Vendredi 8 mai 2009
Abdelkader Djemaï, romancier franco-algérien, vivant en France depuis 1993 après avoir dû fuir la guerre civile en Algérie, évoque l'exil contraint de l'écrivain, à travers la figure d'Albert Camus et sa propre existence. Il est l'auteur de Camus à Oran (1995) ; dernier roman paru : Un moment d'oubli (Seuil, 2009) dans le cadre du banquet de printemps 2009 intitulé " Exils et frontières"
Abdelkader Djemaï : Né à Oran en1948, Abdelkader Djemaï a été enseignant, journaliste et écrivain en Algérie.
Il arrive en France en 1992, devant fuir la guerre civile algérienne, car il est menacé de mort.
Son expérience lui inspire ses nombreux romans et récits.
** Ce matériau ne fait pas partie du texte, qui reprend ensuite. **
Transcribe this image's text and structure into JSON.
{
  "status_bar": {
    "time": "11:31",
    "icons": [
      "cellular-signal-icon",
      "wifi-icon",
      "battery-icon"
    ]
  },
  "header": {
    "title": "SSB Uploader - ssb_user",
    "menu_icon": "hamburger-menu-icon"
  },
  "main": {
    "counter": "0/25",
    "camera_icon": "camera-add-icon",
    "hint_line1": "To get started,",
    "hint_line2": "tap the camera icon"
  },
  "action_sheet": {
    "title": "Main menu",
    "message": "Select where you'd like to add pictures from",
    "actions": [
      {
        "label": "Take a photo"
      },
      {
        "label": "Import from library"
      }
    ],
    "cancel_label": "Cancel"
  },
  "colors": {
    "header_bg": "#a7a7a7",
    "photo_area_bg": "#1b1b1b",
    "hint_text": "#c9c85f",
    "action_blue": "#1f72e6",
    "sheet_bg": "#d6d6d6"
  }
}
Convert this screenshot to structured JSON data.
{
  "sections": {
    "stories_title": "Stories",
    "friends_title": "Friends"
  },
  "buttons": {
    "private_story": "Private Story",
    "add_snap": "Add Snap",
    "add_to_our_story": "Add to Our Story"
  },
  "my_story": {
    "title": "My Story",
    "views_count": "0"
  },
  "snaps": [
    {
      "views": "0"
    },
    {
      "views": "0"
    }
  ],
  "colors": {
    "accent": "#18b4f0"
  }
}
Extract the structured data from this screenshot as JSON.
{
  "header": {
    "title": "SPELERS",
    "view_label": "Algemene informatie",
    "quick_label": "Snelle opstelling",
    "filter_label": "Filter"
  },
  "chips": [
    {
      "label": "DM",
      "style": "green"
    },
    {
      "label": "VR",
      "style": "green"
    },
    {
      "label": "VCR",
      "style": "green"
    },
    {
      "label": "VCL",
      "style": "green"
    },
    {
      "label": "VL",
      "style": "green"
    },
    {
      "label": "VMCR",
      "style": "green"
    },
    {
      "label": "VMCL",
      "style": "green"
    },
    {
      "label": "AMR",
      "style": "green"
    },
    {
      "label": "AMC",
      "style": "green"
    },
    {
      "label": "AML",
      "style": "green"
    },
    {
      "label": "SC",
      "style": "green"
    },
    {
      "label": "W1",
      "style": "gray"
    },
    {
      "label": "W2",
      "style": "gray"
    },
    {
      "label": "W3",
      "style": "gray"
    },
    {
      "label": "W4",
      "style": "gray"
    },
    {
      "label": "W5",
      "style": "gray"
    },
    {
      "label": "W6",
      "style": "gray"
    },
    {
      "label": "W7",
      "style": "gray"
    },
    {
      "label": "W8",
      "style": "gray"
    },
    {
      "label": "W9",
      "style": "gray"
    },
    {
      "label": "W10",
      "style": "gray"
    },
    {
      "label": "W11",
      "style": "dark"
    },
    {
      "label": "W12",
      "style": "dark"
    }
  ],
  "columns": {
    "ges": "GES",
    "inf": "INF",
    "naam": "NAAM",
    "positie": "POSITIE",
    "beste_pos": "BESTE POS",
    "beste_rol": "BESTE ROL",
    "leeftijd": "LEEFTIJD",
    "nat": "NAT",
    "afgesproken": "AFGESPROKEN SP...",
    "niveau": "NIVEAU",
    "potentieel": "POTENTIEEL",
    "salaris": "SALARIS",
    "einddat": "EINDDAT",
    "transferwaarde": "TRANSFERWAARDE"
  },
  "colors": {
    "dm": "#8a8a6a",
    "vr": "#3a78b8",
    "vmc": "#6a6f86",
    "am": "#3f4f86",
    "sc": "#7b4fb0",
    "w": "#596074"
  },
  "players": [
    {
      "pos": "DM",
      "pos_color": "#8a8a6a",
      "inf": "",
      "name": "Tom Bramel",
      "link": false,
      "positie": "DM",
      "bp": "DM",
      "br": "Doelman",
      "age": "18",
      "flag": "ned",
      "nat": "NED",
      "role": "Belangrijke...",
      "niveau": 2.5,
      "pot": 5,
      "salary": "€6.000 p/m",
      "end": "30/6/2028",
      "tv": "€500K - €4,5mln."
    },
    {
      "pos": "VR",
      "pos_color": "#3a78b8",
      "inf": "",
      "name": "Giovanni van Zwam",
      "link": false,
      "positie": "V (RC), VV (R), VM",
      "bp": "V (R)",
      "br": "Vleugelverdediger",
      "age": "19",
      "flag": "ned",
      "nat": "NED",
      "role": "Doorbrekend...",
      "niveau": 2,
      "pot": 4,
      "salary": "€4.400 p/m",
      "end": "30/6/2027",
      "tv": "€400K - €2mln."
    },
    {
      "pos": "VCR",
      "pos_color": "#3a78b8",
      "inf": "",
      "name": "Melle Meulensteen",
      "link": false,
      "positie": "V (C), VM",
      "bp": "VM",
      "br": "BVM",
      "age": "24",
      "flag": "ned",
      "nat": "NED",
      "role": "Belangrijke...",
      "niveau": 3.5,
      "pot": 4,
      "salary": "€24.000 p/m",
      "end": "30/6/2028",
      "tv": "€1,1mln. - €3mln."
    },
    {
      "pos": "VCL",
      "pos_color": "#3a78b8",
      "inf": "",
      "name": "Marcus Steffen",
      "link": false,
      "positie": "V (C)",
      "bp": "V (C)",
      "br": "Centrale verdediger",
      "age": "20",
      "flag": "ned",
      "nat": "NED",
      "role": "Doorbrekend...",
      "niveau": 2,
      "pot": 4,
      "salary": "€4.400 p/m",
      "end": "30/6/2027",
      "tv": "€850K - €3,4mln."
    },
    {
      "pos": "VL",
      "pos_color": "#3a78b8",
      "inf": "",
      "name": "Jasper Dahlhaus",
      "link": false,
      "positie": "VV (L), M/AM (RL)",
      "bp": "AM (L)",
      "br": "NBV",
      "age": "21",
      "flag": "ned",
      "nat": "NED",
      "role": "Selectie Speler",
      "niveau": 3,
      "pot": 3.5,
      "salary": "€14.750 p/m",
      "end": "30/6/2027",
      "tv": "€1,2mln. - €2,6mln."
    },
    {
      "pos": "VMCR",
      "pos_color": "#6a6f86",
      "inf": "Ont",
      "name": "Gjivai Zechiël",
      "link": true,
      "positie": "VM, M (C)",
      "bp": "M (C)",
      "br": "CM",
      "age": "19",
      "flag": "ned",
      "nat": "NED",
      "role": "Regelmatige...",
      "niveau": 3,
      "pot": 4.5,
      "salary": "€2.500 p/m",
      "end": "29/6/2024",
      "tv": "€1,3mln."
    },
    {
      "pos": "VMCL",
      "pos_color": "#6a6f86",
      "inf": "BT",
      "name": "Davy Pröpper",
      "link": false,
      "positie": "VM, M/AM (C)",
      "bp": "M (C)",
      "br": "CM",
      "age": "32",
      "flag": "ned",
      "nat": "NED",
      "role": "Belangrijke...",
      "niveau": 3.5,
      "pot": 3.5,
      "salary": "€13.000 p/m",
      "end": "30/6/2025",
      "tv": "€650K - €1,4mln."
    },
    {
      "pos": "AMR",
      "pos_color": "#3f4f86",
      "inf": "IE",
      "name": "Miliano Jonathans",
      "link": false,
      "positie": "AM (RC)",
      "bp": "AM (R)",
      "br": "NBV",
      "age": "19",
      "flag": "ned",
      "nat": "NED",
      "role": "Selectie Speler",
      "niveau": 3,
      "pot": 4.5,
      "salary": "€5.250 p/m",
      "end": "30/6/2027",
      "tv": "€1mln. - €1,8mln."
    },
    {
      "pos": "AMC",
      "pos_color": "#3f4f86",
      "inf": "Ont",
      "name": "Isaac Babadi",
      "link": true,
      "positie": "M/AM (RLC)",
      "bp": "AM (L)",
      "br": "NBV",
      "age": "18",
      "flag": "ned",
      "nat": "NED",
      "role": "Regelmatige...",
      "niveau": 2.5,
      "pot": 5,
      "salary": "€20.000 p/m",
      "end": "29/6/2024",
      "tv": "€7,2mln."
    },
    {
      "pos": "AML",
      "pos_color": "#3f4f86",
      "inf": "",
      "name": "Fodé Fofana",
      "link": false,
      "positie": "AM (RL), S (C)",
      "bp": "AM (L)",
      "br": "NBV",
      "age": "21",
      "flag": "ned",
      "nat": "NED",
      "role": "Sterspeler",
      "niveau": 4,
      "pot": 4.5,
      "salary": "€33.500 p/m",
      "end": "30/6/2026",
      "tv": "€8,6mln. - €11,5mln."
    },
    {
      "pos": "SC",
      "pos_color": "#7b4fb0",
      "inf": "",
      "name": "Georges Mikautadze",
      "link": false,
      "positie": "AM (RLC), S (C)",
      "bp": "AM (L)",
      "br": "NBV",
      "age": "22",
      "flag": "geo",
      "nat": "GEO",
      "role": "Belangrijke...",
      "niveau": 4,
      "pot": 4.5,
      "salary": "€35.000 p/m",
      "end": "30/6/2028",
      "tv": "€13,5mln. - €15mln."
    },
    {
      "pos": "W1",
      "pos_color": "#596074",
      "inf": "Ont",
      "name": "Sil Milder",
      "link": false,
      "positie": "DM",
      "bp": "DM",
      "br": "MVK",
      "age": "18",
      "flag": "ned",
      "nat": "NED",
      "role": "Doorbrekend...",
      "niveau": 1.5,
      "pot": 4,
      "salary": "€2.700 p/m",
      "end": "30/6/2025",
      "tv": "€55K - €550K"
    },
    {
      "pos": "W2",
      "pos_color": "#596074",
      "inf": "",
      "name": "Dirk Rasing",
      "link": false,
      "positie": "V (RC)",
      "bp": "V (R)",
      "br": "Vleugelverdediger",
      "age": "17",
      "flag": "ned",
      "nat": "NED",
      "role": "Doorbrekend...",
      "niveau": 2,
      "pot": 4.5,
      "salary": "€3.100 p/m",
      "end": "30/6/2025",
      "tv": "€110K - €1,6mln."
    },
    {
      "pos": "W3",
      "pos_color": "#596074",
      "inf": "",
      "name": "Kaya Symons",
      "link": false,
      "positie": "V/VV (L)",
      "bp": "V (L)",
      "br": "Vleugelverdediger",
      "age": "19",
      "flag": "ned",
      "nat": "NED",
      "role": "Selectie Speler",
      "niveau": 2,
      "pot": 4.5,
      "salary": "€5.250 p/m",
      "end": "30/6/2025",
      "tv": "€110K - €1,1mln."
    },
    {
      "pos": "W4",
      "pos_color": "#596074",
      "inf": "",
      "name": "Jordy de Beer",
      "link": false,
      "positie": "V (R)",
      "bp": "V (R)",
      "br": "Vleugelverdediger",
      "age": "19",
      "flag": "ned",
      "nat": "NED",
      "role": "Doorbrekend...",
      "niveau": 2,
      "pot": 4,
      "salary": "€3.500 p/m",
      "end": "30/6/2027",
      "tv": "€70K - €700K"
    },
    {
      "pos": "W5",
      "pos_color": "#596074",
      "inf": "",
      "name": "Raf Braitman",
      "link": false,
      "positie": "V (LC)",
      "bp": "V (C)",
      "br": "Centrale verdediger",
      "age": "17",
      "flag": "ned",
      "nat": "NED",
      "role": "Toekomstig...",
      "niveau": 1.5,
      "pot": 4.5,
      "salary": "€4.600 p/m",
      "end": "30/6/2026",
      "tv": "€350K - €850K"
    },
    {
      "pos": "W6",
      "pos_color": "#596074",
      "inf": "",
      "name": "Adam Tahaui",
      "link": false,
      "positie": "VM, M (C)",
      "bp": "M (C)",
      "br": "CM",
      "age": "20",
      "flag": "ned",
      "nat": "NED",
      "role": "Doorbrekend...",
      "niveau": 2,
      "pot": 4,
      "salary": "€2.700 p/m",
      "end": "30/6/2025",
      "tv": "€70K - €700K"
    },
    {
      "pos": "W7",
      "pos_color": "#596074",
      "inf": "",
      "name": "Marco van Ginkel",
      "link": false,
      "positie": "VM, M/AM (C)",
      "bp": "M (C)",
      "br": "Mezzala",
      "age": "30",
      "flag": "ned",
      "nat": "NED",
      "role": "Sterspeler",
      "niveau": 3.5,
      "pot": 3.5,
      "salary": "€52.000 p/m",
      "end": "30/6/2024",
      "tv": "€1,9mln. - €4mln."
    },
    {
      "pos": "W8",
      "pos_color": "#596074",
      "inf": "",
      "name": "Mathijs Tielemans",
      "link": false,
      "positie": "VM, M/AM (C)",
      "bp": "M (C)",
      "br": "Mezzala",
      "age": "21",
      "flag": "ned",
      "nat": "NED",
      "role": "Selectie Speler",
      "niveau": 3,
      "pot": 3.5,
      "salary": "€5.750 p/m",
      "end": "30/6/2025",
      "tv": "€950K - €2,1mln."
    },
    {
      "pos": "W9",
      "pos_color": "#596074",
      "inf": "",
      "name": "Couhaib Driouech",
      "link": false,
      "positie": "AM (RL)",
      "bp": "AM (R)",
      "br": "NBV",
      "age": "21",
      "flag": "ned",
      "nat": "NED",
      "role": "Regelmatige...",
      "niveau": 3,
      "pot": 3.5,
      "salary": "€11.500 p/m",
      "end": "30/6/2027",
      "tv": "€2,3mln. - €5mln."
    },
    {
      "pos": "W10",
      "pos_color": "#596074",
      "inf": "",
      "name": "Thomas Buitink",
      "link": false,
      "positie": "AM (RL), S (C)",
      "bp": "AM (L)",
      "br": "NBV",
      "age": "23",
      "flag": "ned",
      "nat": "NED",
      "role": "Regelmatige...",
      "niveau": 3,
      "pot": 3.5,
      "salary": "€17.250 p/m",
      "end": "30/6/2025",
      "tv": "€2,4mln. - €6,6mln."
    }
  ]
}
Son enfance et la guerre civile en Algérie constituent les thématiques de plusieurs de ses romans ; Eté de cendres (1995), Sable rouge (1996), 31, rue de l'Aigle (1998) qui forment une trilogie autour de la tragédie algérienne, ou encore Camping (2002). de même, le roman-photo : Un taxi vers la mer (2007) sur l'enfance en Algérie.
Ensuite le déracinement, lexil et l'errance inspirent : Gare du Nord (2003), le Nez sur la vitre (2005) et enfin Un moment d'oubli (paru au Seuil cette année).
La littérature française constitue pour lui un point d'appui essentiel. Et notamment la figure d'Albert Camus qui a lui-même vécu à Oran, est déterminante. Il a écrit Camus à Oran.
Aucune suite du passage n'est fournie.